Two useful links for those who are learning/auditing Chrome Extensions by Mark Wubben.

http://supercollider.dk/2010/03/chrome-extensions-for-web-hackers-245
http://supercollider.dk/2010/04/chrome-extensions-for-web-hackers-part-%e2%85%a1-background-pages-255

 

There are multiple points presented in these links are interesting in my point of view.

Content Scripts
    One of the things a Chrome Extension can do is to run scripts on the (permitted)pages you visit. “Chrome” domain is an privileged domain.You can specify multiple content scripts per extension.

 

manifest.json
        A content scripts needs to match a page. This is done through match patterns. Keep in mind that the user is warned about the sites you might match. The more restrictive your match pattern, the better. In the recent Blackhat conference researchers shown the possible attack vectors due to over privileged apps.

 

Security

    Chrome has learned from the security problems that existed with Greasemonkey, and even with Firefox add-ons as a whole. Each extension lives in a so-called “isolated world”, meaning it’s isolated from other extensions save for a few tightly controlled communication bridges.

Content scripts run in separate contexts.
        For example, the JavaScript inside your content scripts is evaluated in a separate context from the page JavaScript. This means your code won’t affect the page code, and vice versa. You can’t directly call page code, and it can’t directly call your code.

Shared DOM
        Luckily the page document is shared between the various content scripts that might be running on it. That way, you can change it!
   
        Communicating with page JavaScript
            But with these isolated worlds, how can your content scripts talk to the page JavaScript? Well, you’ve got access to the DOM, so you can insert your own JavaScript into the page! And, you can use DOM events so the inserted JavaScript can talk back to you.
           
           communication.js
           
                document.documentElement.addEventListener("SWDCNotify",function(){ alert("Notified!"); },false);
               
                var s = document.createElement("script");
                s.textContent = ‘function notifyContentScript(){\
                                    var evt = document.createEvent("Event");\
                                    evt.initEvent("SWDCNotify", false, false);\
                                    document.documentElement.dispatchEvent(evt);\
                                }’;
                document.body.appendChild(s);

           
        This sets up a content script that insert the `notifyContentScript` method into the page. When this method is called, a custom DOM event is dispatched on the document element, which is used to notify the content script.

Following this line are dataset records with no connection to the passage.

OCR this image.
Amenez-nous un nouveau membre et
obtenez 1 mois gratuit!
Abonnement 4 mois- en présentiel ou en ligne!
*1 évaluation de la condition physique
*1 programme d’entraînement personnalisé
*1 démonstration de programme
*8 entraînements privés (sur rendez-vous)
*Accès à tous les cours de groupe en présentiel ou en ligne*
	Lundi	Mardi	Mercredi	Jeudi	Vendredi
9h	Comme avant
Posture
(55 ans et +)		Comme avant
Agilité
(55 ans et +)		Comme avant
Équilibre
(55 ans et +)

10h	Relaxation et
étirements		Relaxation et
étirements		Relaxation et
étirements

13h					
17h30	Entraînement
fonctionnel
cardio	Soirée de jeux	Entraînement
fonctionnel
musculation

While you can’t send data along with the event, you can store it in the DOM. The content script can then look it up.

Content scripts are limited.
        Content scripts are fairly limited though. They exist only as long as the page they run on exists. They don’t have access to any permanent storage, so you can’t configure them. Nor can they talk to other websites, so you can’t look up anything through an API.Chrome forces the extension developer to request permission for almost anything. When the user installs your extension he’s made aware of what you’re extension will have permission to, therefore making it harder for nefarious Extension developers to sneak bad stuff into their extensions without the users knowing about it.